Como Ihor foi parar atrás do balcão
Ihor não sonhava com o comércio. Trabalhava como técnico de reparos, e quando o ponto de uma antiga farmácia ao lado de casa ficou livre, resolveu tentar — o bairro é adensado, o supermercado mais próximo fica a dois quarteirões e, tarde da noite, não há onde comprar pão e leite. Pegou um empréstimo, montou as vitrines, fechou acordo com alguns fornecedores locais. No primeiro mês atendeu sozinho; depois contratou duas vendedoras em turnos.
O faturamento veio rápido: as pessoas realmente passavam todo dia — por pão, cigarros, cerveja, uma caixa de leite antes de dormir. Em meio ano o faturamento estava tal que Ihor se orgulhava do número no relatório de caixa. Mas dinheiro para crescer, por algum motivo, nunca aparecia. Cada grívnia livre era engolida pela compra seguinte, e a loja parecia correr no mesmo lugar — rápido, barulhento e sem sair do lugar.
Como funciona de verdade o dinheiro de um mercadinho
Para entender por onde vaza o lucro, é preciso aceitar três coisas nas quais os donos de loja raramente pensam em separado.
A primeira: a margem é diferente em cada categoria, e muito. Em laticínios frescos e hortifruti você põe 30–35%, porque a mercadoria é «viva» e precisa girar. Em secos e molhados, 20–25%. Em bebida alcoólica, mais ou menos o mesmo, mas em grívnias sai bem mais. E em cigarro a margem é mínima, 8–12%, porque o cliente sabe o preço de cor e não dá para inflar. Ou seja, um maço de ₴90 te deixa ₴7–9, e nem um centavo a mais.
A segunda: perdas e faltas. Não são «detalhes», são uma rubrica de custo à parte. Laticínio vencido, verdura murcha, um pote quebrado, furto da prateleira, erro do operador no caixa. Num mercadinho isso não é caso de força maior, é a realidade diária. E o pior: as perdas batem com mais força justamente nas categorias em que a margem parecia mais gorda — as frescas.
A terceira: o dinheiro vive na mercadoria, não na conta. Prateleira cheia não é riqueza, é dinheiro congelado. Você pagou ao fornecedor uma caixa de café, ela fica três semanas na prateleira e, por essas três semanas, seu dinheiro está dentro dela em vez de trabalhar.
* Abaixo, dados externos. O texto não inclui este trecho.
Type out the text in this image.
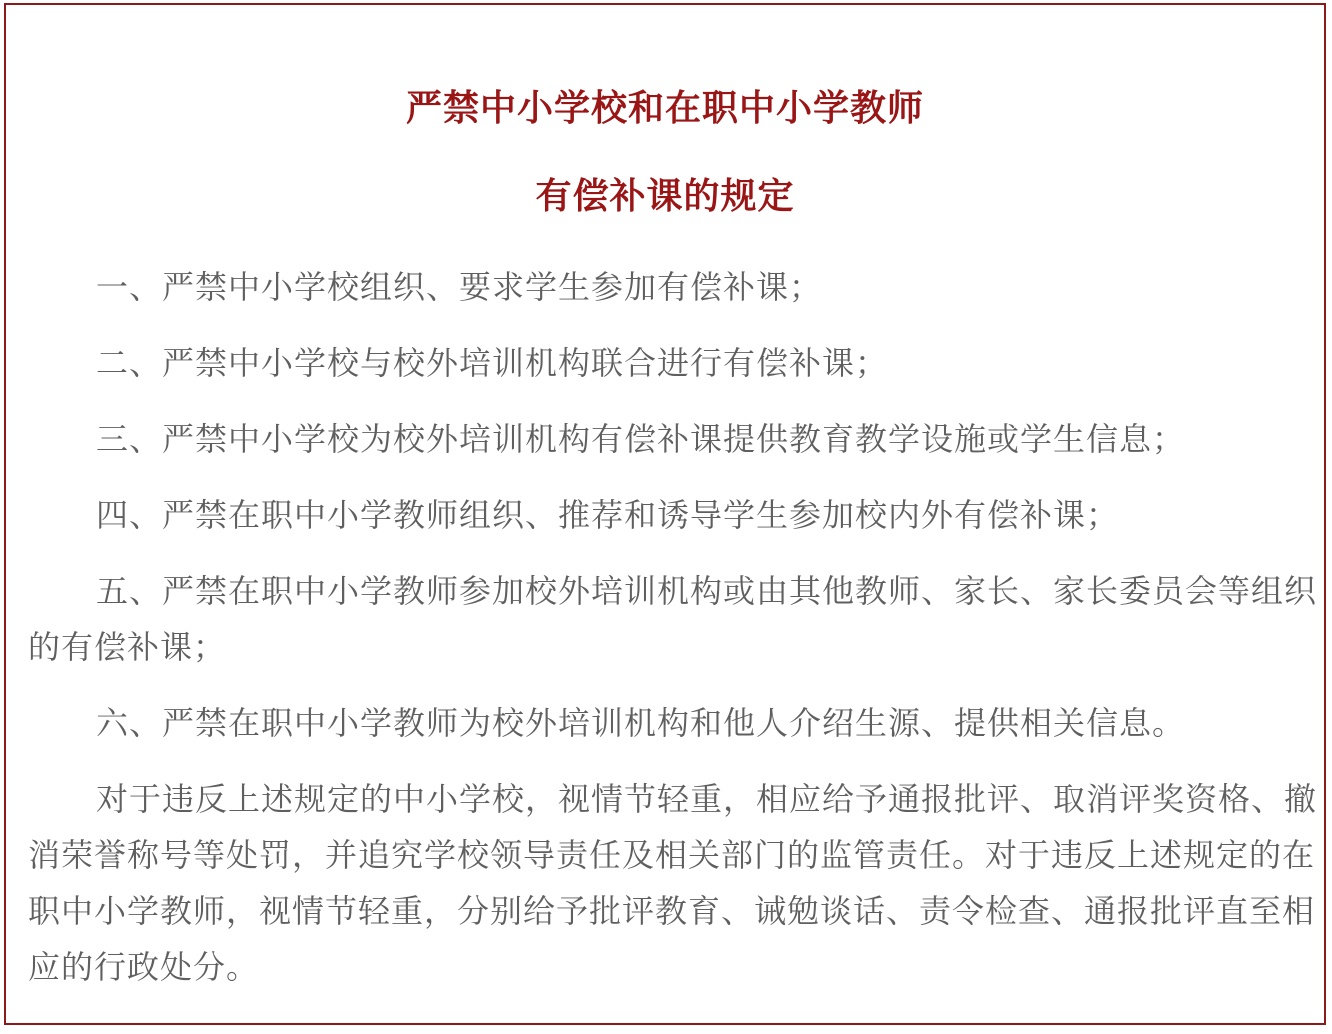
严禁中小学校和在职中小学教师
有偿补课的规定

一、严禁中小学校组织、要求学生参加有偿补课；

二、严禁中小学校与校外培训机构联合进行有偿补课；

三、严禁中小学校为校外培训机构有偿补课提供教育教学设施或学生信息；

四、严禁在职中小学教师组织、推荐和诱导学生参加校内外有偿补课；

五、严禁在职中小学教师参加校外培训机构或由其他教师、家长、家长委员会等组织的有偿补课；

六、严禁在职中小学教师为校外培训机构和他人介绍生源、提供相关信息。

对于违反上述规定的中小学校，视情节轻重，相应给予通报批评、取消评奖资格、撤消荣誉称号等处罚，并追究学校领导责任及相关部门的监管责任。对于违反上述规定的在职中小学教师，视情节轻重，分别给予批评教育、诫勉谈话、责令检查、通报批评直至相应的行政处分。
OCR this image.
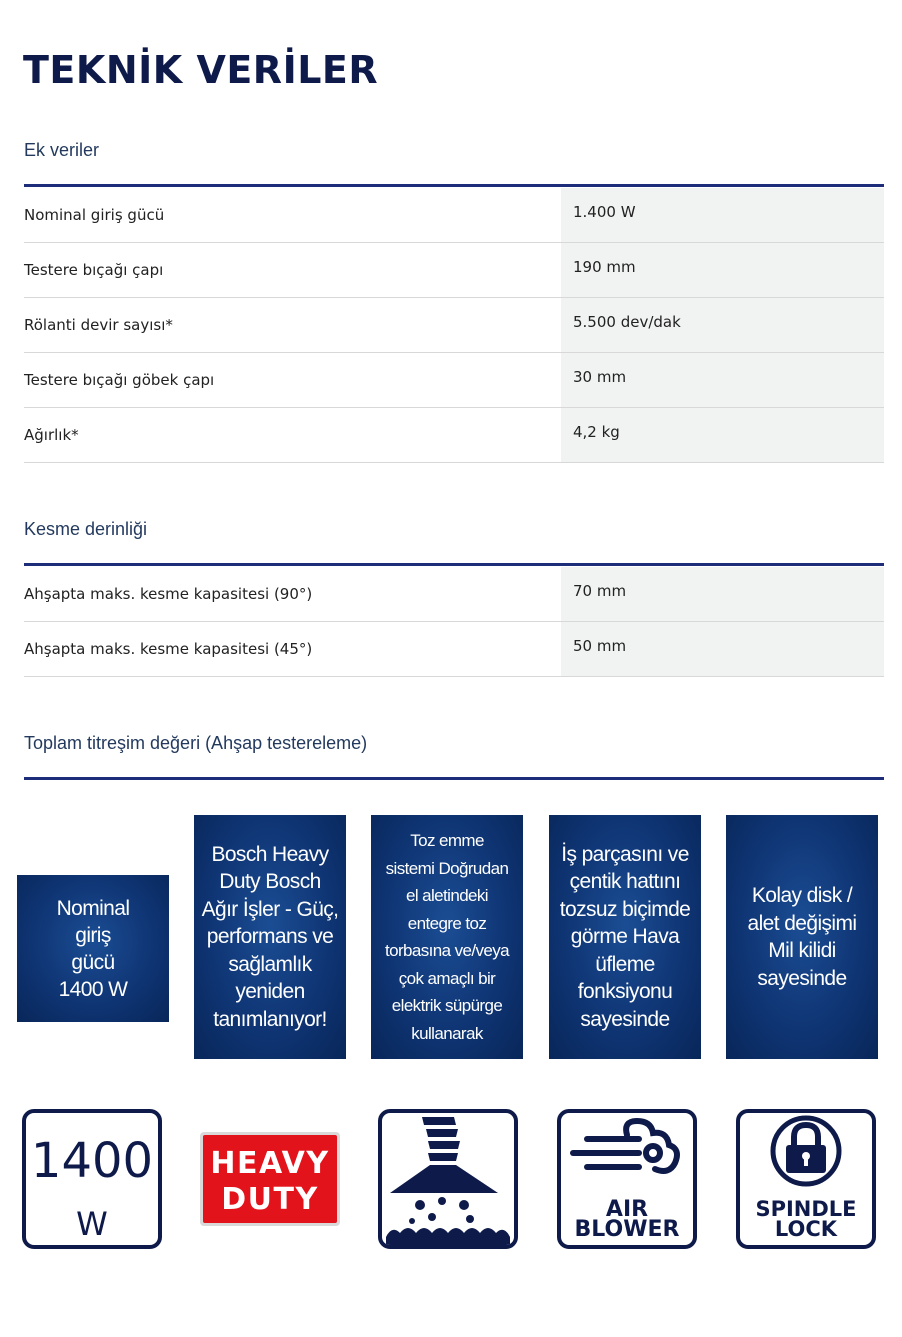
TEKNİK VERİLER
Ek veriler
Nominal giriş gücü	1.400 W
Testere bıçağı çapı	190 mm
Rölanti devir sayısı*	5.500 dev/dak
Testere bıçağı göbek çapı	30 mm
Ağırlık*	4,2 kg
Kesme derinliği
Ahşapta maks. kesme kapasitesi (90°)	70 mm
Ahşapta maks. kesme kapasitesi (45°)	50 mm
Toplam titreşim değeri (Ahşap testereleme)
Nominal
giriş
gücü
1400 W
Bosch Heavy
Duty Bosch
Ağır İşler - Güç,
performans ve
sağlamlık
yeniden
tanımlanıyor!
Toz emme
sistemi Doğrudan
el aletindeki
entegre toz
torbasına ve/veya
çok amaçlı bir
elektrik süpürge
kullanarak
İş parçasını ve
çentik hattını
tozsuz biçimde
görme Hava
üfleme
fonksiyonu
sayesinde
Kolay disk /
alet değişimi
Mil kilidi
sayesinde
1400
W
HEAVY
DUTY	AIR
BLOWER
SPINDLE
LOCK
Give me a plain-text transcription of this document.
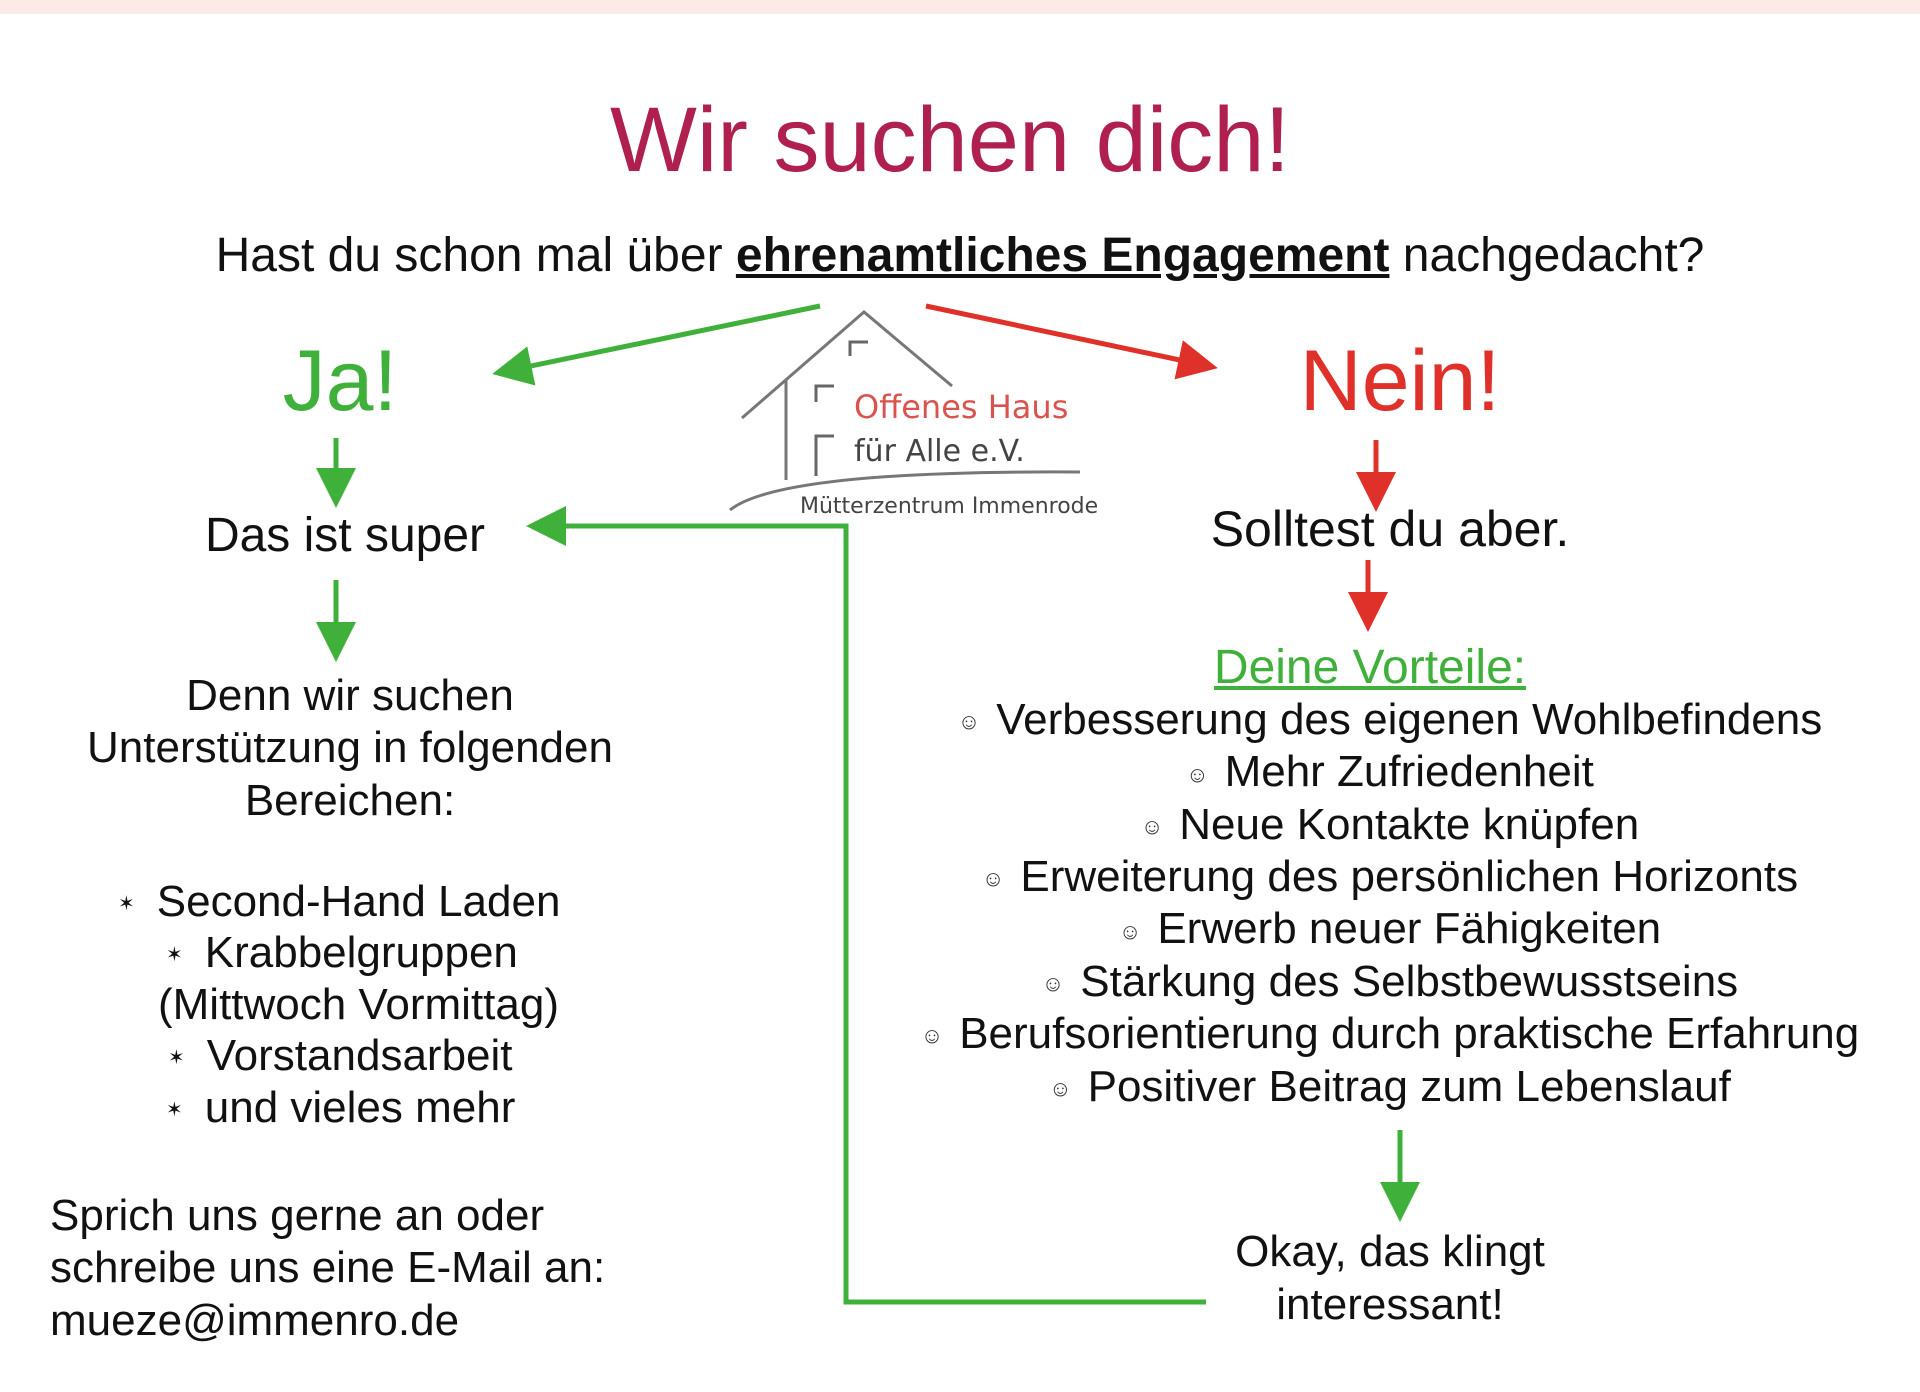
Offenes Haus
für Alle e.V.
Mütterzentrum Immenrode
Wir suchen dich!
Hast du schon mal über ehrenamtliches Engagement nachgedacht?
Ja!
Das ist super
Denn wir suchen
Unterstützung in folgenden
Bereichen:
✶ Second-Hand Laden
✶ Krabbelgruppen
(Mittwoch Vormittag)
✶ Vorstandsarbeit
✶ und vieles mehr
Sprich uns gerne an oder
schreibe uns eine E-Mail an:
mueze@immenro.de
Nein!
Solltest du aber.
Deine Vorteile:
☺ Verbesserung des eigenen Wohlbefindens
☺ Mehr Zufriedenheit
☺ Neue Kontakte knüpfen
☺ Erweiterung des persönlichen Horizonts
☺ Erwerb neuer Fähigkeiten
☺ Stärkung des Selbstbewusstseins
☺ Berufsorientierung durch praktische Erfahrung
☺ Positiver Beitrag zum Lebenslauf
Okay, das klingt
interessant!
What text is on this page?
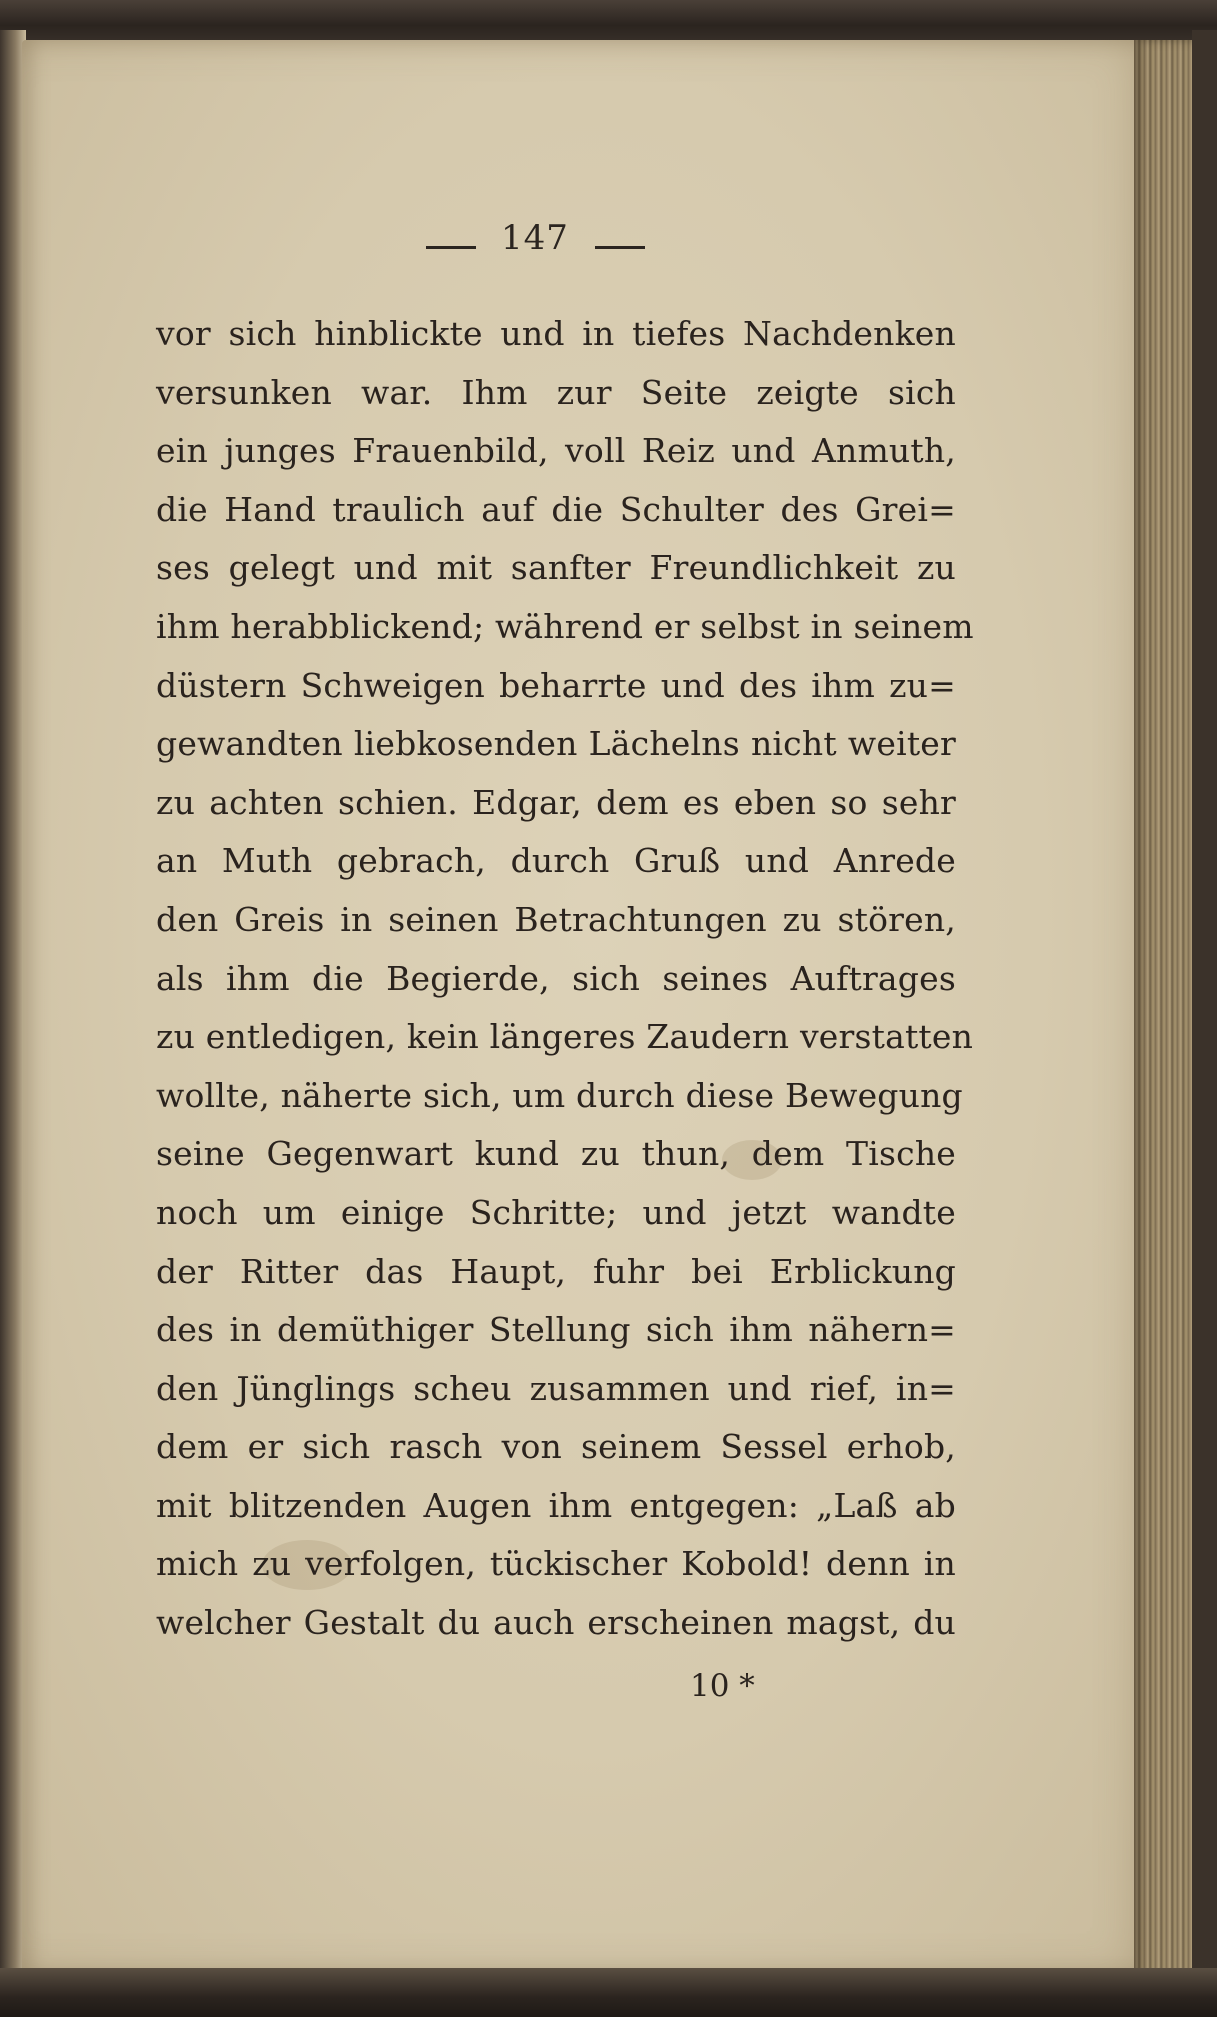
147
vor sich hinblickte und in tiefes Nachdenken
versunken war. Ihm zur Seite zeigte sich
ein junges Frauenbild, voll Reiz und Anmuth,
die Hand traulich auf die Schulter des Grei=
ses gelegt und mit sanfter Freundlichkeit zu
ihm herabblickend; während er selbst in seinem
düstern Schweigen beharrte und des ihm zu=
gewandten liebkosenden Lächelns nicht weiter
zu achten schien. Edgar, dem es eben so sehr
an Muth gebrach, durch Gruß und Anrede
den Greis in seinen Betrachtungen zu stören,
als ihm die Begierde, sich seines Auftrages
zu entledigen, kein längeres Zaudern verstatten
wollte, näherte sich, um durch diese Bewegung
seine Gegenwart kund zu thun, dem Tische
noch um einige Schritte; und jetzt wandte
der Ritter das Haupt, fuhr bei Erblickung
des in demüthiger Stellung sich ihm nähern=
den Jünglings scheu zusammen und rief, in=
dem er sich rasch von seinem Sessel erhob,
mit blitzenden Augen ihm entgegen: „Laß ab
mich zu verfolgen, tückischer Kobold! denn in
welcher Gestalt du auch erscheinen magst, du
10 *
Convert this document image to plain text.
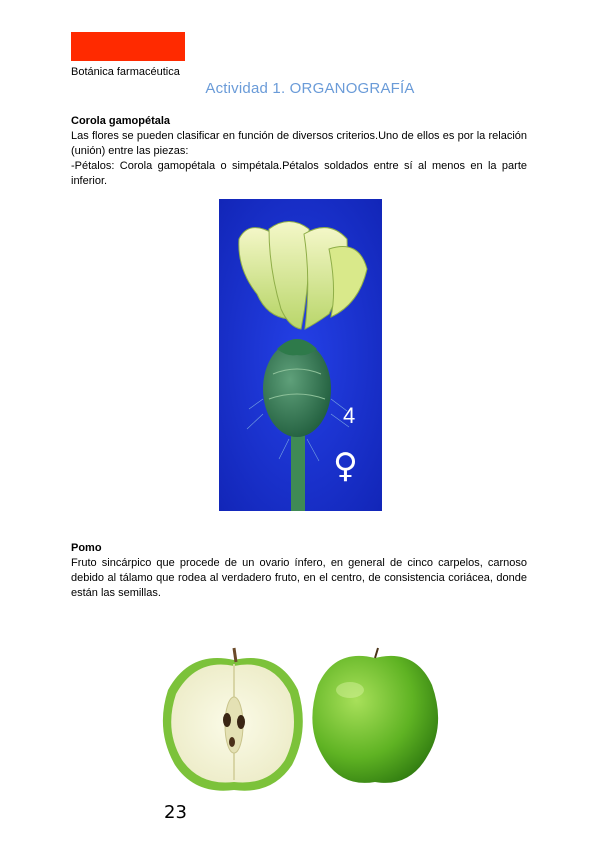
Botánica farmacéutica
Actividad 1. ORGANOGRAFÍA
Corola gamopétala

Las flores se pueden clasificar en función de diversos criterios.Uno de ellos es por la relación (unión) entre las piezas:

-Pétalos: Corola gamopétala o simpétala.Pétalos soldados entre sí al menos en la parte inferior.

4
♀
Pomo

Fruto sincárpico que procede de un ovario ínfero, en general de cinco carpelos, carnoso debido al tálamo que rodea al verdadero fruto, en el centro, de consistencia coriácea, donde están las semillas.

23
O faturamento é grande, mas boa parte do capital está sempre «presa» no estoque.
O caixa faz barulho todo fim de tarde. Mas ele mostra o faturamento, não o que sobrou para você. São dois números diferentes, e você vive do segundo.
É por isso que mercadinho é um negócio de margem magra. Líquido, o dono costuma ficar com 3–5% do faturamento, não com «um terço, como diz a etiqueta do leite». Um milhão de faturamento e quarenta mil de lucro não significam que Ihor trabalha mal. É a física normal do ramo — se você não a enxerga por categoria. Por que o relatório mostra lucro enquanto não há dinheiro na conta nós analisamos à parte: para o varejo é a dor de cabeça número um.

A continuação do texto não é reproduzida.